We don't foresee needing to use Ray.
Rationale
Our Optuna + Docker + Kubernetes approach balances ease of use, scalability, and reproducibility, making it ideal for researchers who know Python but don’t want excessive complexity. Here’s why:
Key Strengths
-
Simple Python Workflow for the Researcher
- Researchers only need to write Python code for:
- The disease model (
laser.py). - The objective function (
objective.py). - Any custom input parameters.
- The disease model (
- Optuna handles the optimization logic, reducing the need for manual hyperparameter tuning.
- No need for researchers to manually manage containers—the infrastructure is abstracted.
- Researchers only need to write Python code for:
-
Local Development Feels Like Running a Normal Python Script
- The controller (
run.py) runs locally, allowing researchers to test calibration with minimal setup. - Workers execute in Docker containers, but the researcher doesn’t need to manage them explicitly.
- The database (SQLite locally, MySQL in production) is abstracted away.
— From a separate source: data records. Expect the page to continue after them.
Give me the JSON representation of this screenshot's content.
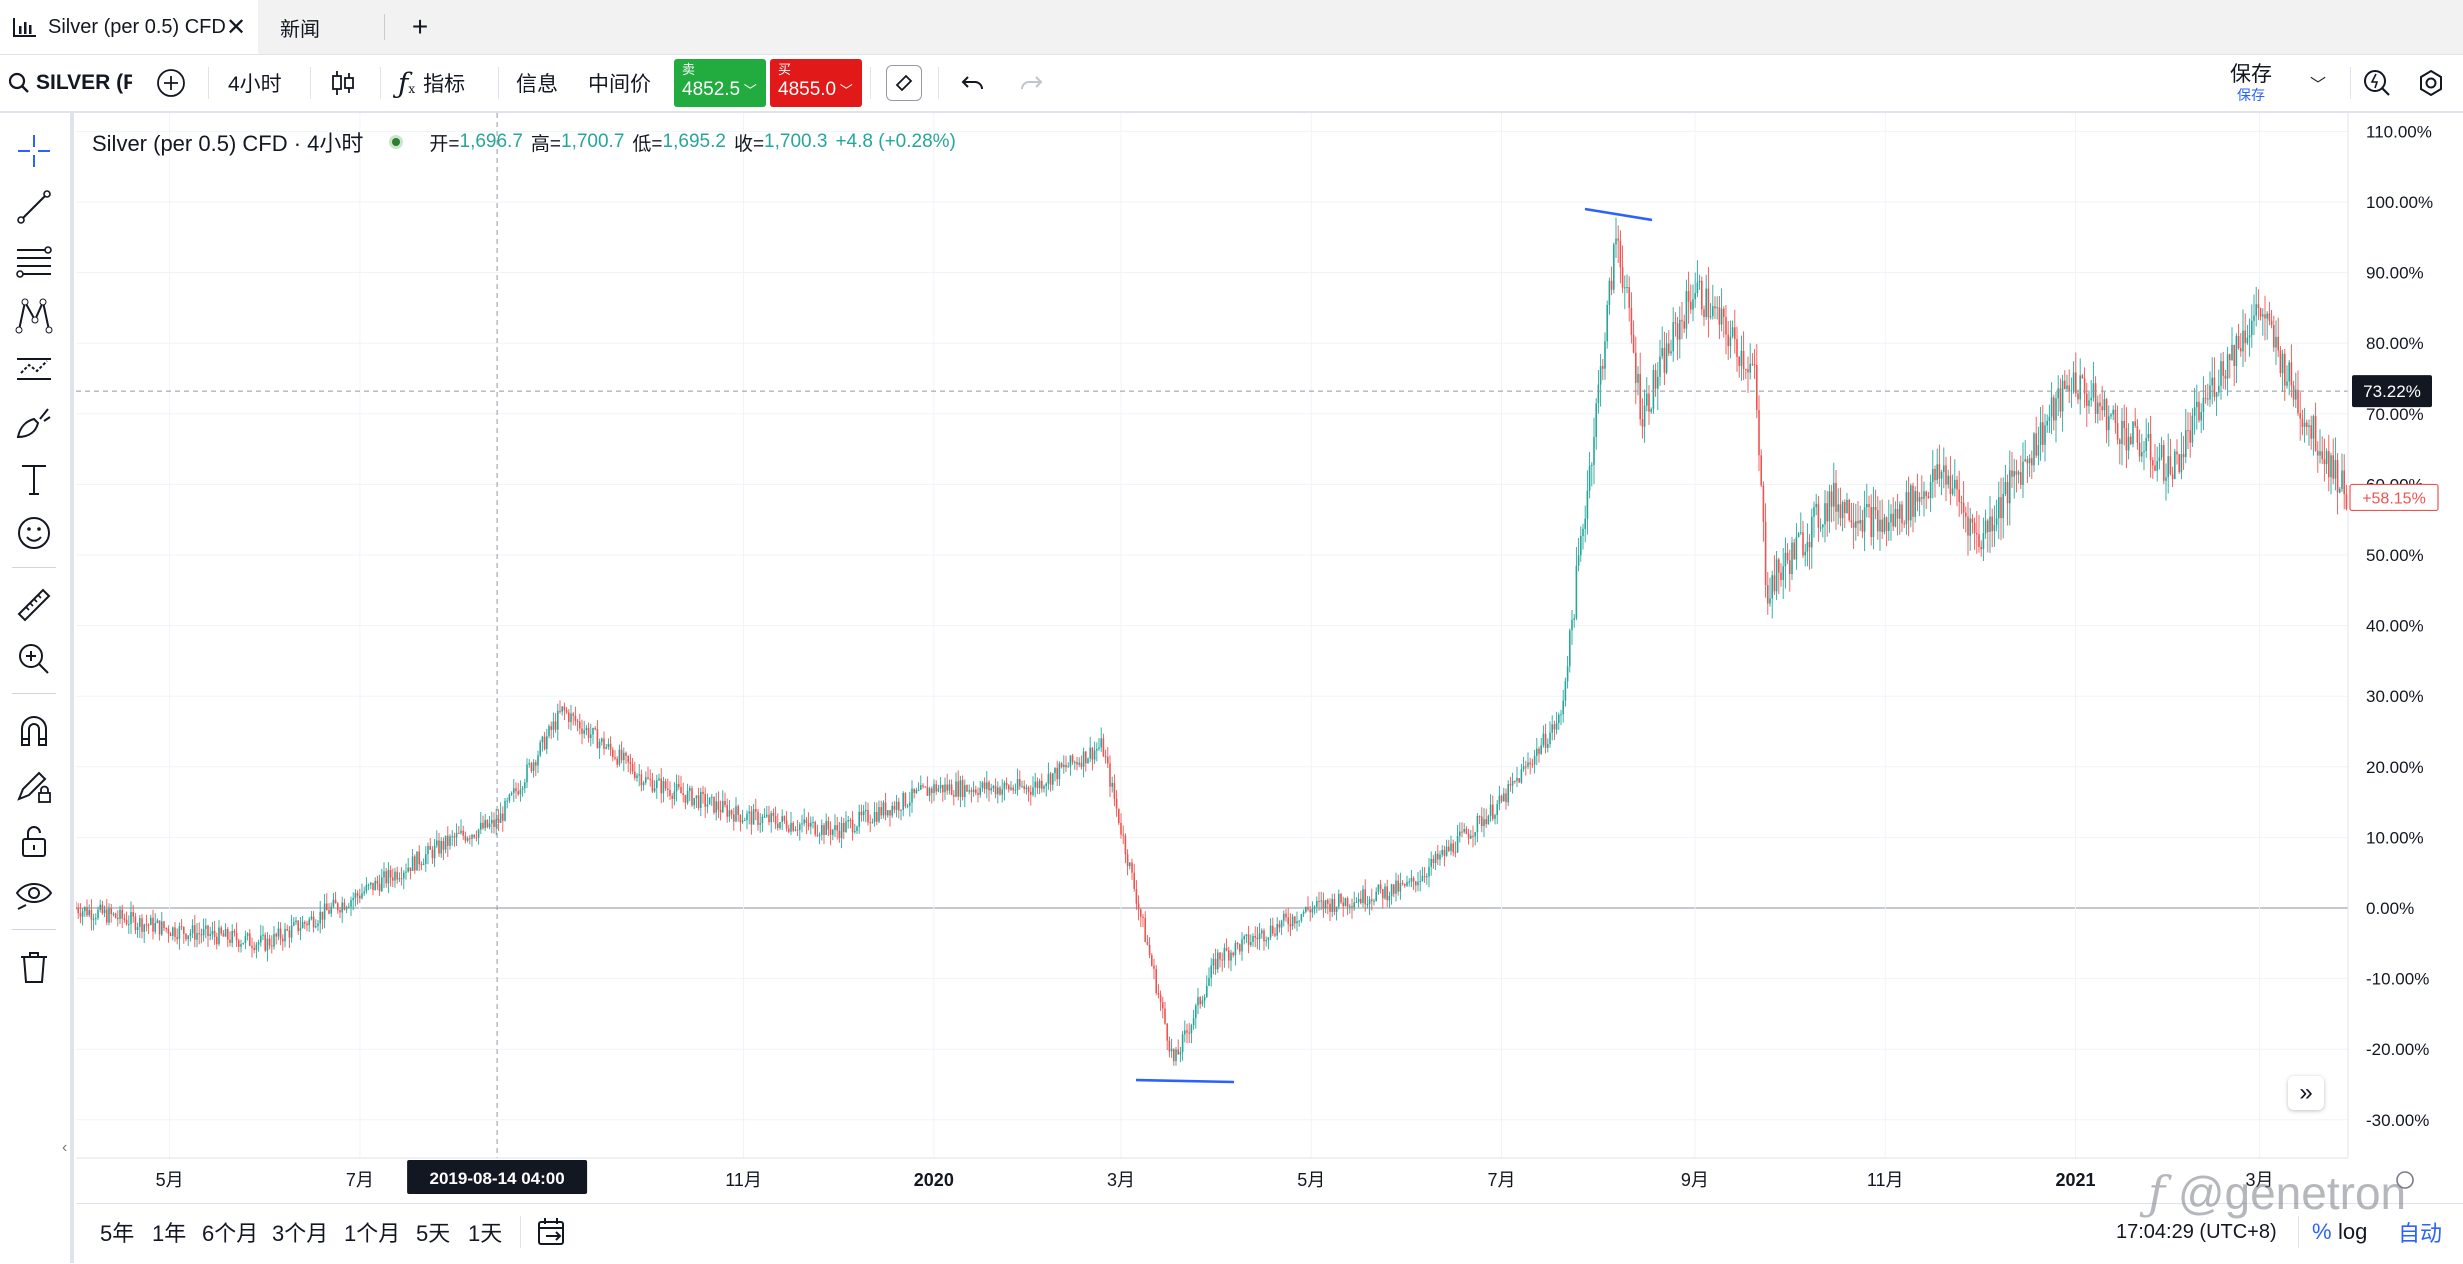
{
  "tabs": [
    {
      "label": "Silver (per 0.5) CFD",
      "active": true
    },
    {
      "label": "新闻",
      "active": false
    }
  ],
  "toolbar": {
    "symbol": "SILVER (P",
    "interval": "4小时",
    "indicators": "指标",
    "info": "信息",
    "mid_price": "中间价",
    "sell_label": "卖",
    "sell_price": "4852.5",
    "buy_label": "买",
    "buy_price": "4855.0",
    "save_label": "保存",
    "save_sub": "保存"
  },
  "legend": {
    "title": "Silver (per 0.5) CFD · 4小时",
    "open_label": "开=",
    "open": "1,696.7",
    "high_label": "高=",
    "high": "1,700.7",
    "low_label": "低=",
    "low": "1,695.2",
    "close_label": "收=",
    "close": "1,700.3",
    "change": "+4.8 (+0.28%)"
  },
  "price_axis": {
    "labels": [
      "110.00%",
      "100.00%",
      "90.00%",
      "80.00%",
      "70.00%",
      "60.00%",
      "50.00%",
      "40.00%",
      "30.00%",
      "20.00%",
      "10.00%",
      "0.00%",
      "-10.00%",
      "-20.00%",
      "-30.00%"
    ],
    "values": [
      110,
      100,
      90,
      80,
      70,
      60,
      50,
      40,
      30,
      20,
      10,
      0,
      -10,
      -20,
      -30
    ],
    "crosshair_tag": "73.22%",
    "crosshair_value": 73.22,
    "last_tag": "+58.15%",
    "last_value": 58.15
  },
  "time_axis": {
    "labels": [
      "5月",
      "7月",
      "11月",
      "2020",
      "3月",
      "5月",
      "7月",
      "9月",
      "11月",
      "2021",
      "3月"
    ],
    "crosshair_tag": "2019-08-14   04:00"
  },
  "ranges": [
    "5年",
    "1年",
    "6个月",
    "3个月",
    "1个月",
    "5天",
    "1天"
  ],
  "status": {
    "time": "17:04:29 (UTC+8)",
    "percent": "%",
    "log": "log",
    "auto": "自动"
  },
  "watermark": "@genetron",
  "colors": {
    "up": "#26a69a",
    "down": "#ef5350",
    "line": "#2962ff",
    "sell": "#22ab3f",
    "buy": "#e11919",
    "tag_dark": "#131722"
  },
  "chart_data": {
    "type": "candlestick",
    "symbol": "Silver (per 0.5) CFD",
    "interval": "4小时",
    "y_unit": "% change",
    "ylim": [
      -35,
      112
    ],
    "x": [
      "2019-04-01",
      "2019-05-01",
      "2019-06-01",
      "2019-07-01",
      "2019-08-01",
      "2019-08-14",
      "2019-09-04",
      "2019-10-01",
      "2019-11-01",
      "2019-12-01",
      "2020-01-01",
      "2020-02-01",
      "2020-02-24",
      "2020-03-18",
      "2020-04-01",
      "2020-05-01",
      "2020-06-01",
      "2020-07-01",
      "2020-07-20",
      "2020-08-07",
      "2020-08-15",
      "2020-09-01",
      "2020-09-20",
      "2020-09-24",
      "2020-10-15",
      "2020-11-01",
      "2020-11-20",
      "2020-12-01",
      "2020-12-31",
      "2021-01-15",
      "2021-02-01",
      "2021-02-15",
      "2021-03-01",
      "2021-03-15",
      "2021-03-30"
    ],
    "y": [
      0,
      -3,
      -5,
      2,
      10,
      12,
      28,
      18,
      13,
      11,
      17,
      17,
      23,
      -22,
      -7,
      0,
      3,
      15,
      27,
      96,
      70,
      88,
      76,
      45,
      58,
      54,
      62,
      52,
      75,
      68,
      62,
      75,
      85,
      70,
      58
    ]
  }
}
Benefit: Researchers can start with a simple, local setup and later scale to Kubernetes without rewriting their code.
- The controller (
-
Seamless Transition from Local to Cloud (Kubernetes on Azure)
- The same Docker image used for local testing can be deployed to Kubernetes (AKS).
- Researchers don’t need to rewrite scripts to scale.
- Kubernetes automatically spins up worker pods to handle additional trials.
Benefit: Researchers don’t have to worry about managing infrastructure—scaling is handled by Kubernetes.
-
Reproducibility & Version Control with Docker
- Each trial runs in an isolated container, ensuring consistent execution.
- All dependencies are packaged in the Docker image, preventing version conflicts.
- Researchers can easily share their setup with colleagues by sharing the Docker image + objective function.
Benefit: Eliminates the "works on my machine" problem.
-
Persistence & Checkpointing with Database Integration
- Optuna stores results in the database, ensuring that:
- Partial runs are saved (no data loss if a run crashes).
- Results can be reviewed and analyzed later.
- The database runs in a persistent volume, making the calibration fault-tolerant.
Benefit: Researchers can stop and restart calibration without losing progress.
- Optuna stores results in the database, ensuring that:
-
Familiarity
- Our Infra Team is familiar with this approach and has experience supporting it.
Alternatives: Pros & Cons
| Approach | Pros | Cons |
|---|---|---|
| Manually running Optuna trials in Python | ✅ Simple for small-scale runs | ❌ Hard to parallelize |
| (no containers) | ✅ No Docker complexity | ❌ No reproducibility |
| ❌ No fault tolerance | ||
| ------------------------------------------------ | ---------------------------------------- | ------------------------------------ |
| Running everything on a single large server | ✅ No need for container orchestration | ❌ Doesn't scale easily |
| (no K8s) | ✅ Easier debugging | ❌ Wastes resources if idle |
| ❌ Harder to share results | ||
| ------------------------------------------------ | ---------------------------------------- | ------------------------------------ |
| Using cloud-only tools (Azure AutoML, etc.) | ✅ Fully managed (no infra to manage) | ❌ Less customization |
| ✅ Scales well | ❌ Vendor lock-in | |
| ❌ Learning curve for Python users | ||
| ------------------------------------------------ | ---------------------------------------- | ------------------------------------ |
| HPC clusters with SLURM | ✅ Well-suited for supercomputing | ❌ Requires learning SLURM |
| ✅ Can handle complex jobs | ❌ Not as flexible as Kubernetes | |
| ❌ Harder to reproduce runs |
Python-Friendly
- Python-first approach: No need to learn Kubernetes or Docker in-depth.
- Local-to-cloud flexibility: Start on a laptop, scale up when needed.
- Scalability without complexity: Kubernetes manages parallel workers.
- Reproducibility & sharing: Docker ensures that everyone gets the same environment.
- Fault tolerance: Optuna + DB ensures no lost work.